Nos próximos dias, o Painel Consultivo da Biossegurança dos EUA (National Security Advisory Board on Biosecurity, NSABB) deve decidir se vai ou não autorizar a publicação, pela revista norte-americana Science, dos resultados obtidos por investigadores na Holanda que poderiam potencialmente constituir uma “receita” viral para matar mais de metade da Humanidade. Num registo mais geral, o parecer do NSABB poderá vir a obrigar a comunidade científica a repensar as regras do jogo quando se trata de pesquisas com benefícios potenciais mas que também podem ser extremamente perigosas se caírem nas mãos erradas.
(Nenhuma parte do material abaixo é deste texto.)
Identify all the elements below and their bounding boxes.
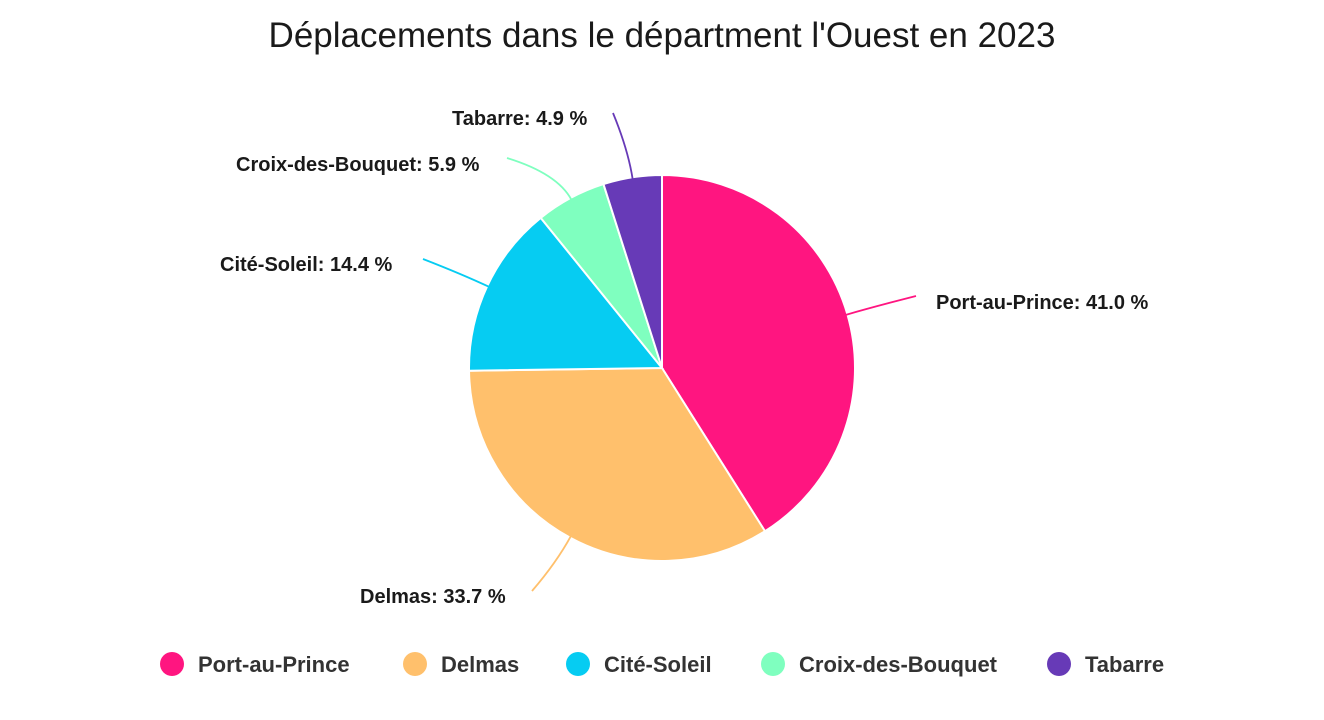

O artigo em causa, que já foi aceite para publicação por aquela prestigiada revista científica e está agora em standby, é da autoria de Ron Fouchier e colegas, do Centro Médico Erasmo de Roterdão. Estes cientistas introduziram uma série de mutações num vírus da gripe das aves natural, o mortífero H5N1. E mostraram que, nos furões (animais considerados como o melhor modelo experimental para se estudar a transmissão da gripe das aves no ser humano), bastavam cinco mutações específicas para o vírus natural se tornar tão facilmente transmissível como a gripe sazonal (e sem nada perder do seu carácter mortífero). Ou seja, por via aérea.

Desde que surgiu em 1997, na Ásia, o vírus H5N1 infectou menos de 600 pessoas e sempre por contacto directo com aves infectadas. Não é nada facilmente transmissível. Mas quando ataca os humanos é altamente letal: cerca de seis de cada 10 vítimas humanas sucumbiram à doença, ao passo que a gripe H1N1 de 2009, por exemplo, matou aproximadamente um doente de cada 10 mil.

“Fiquei bastante chocado quando li o que Ron Fouchier e a sua equipa tinham feito”, diz-nos ainda Salzberg. “Penso que alguém deveria tê-los feito parar antes de chegarem a este ponto. De facto, penso que deveria ter havido um painel de revisão que avaliasse o projecto de investigação antes do seu início – e talvez até tenha havido? Se eu fizesse parte de um painel desse tipo, nunca permitiria uma pesquisa destas.”

Os argumentos contra a publicação dos resultados – e contra a realização tout court de experiências como estas – parecem óbvios. Os espectros do bioterrorismo, da guerra biológica – ou simplesmente de uma fuga acidental do vírus para a atmosfera – são aterradores. Mas há também quem pense, tanto deste lado do Atlântico como do outro, que estas pesquisas são indispensáveis: “É inegavelmente importante saber quais são as alterações genéticas que o H5N1 pode sofrer para se adaptar ao homem e causar uma pandemia”, disse-nos o médico português João Vasconcelos Costa, salientando ainda que “se soubermos antes como vai provavelmente ser o vírus, podemos começar já a preparar vacinas”. Porém, este especialista não nega que o perigo que este tipo de investigação coloca é bem real e acrescenta que as medidas de segurança a implementar nos laboratórios que lidam com vírus tão perigosos têm de ser reforçadas.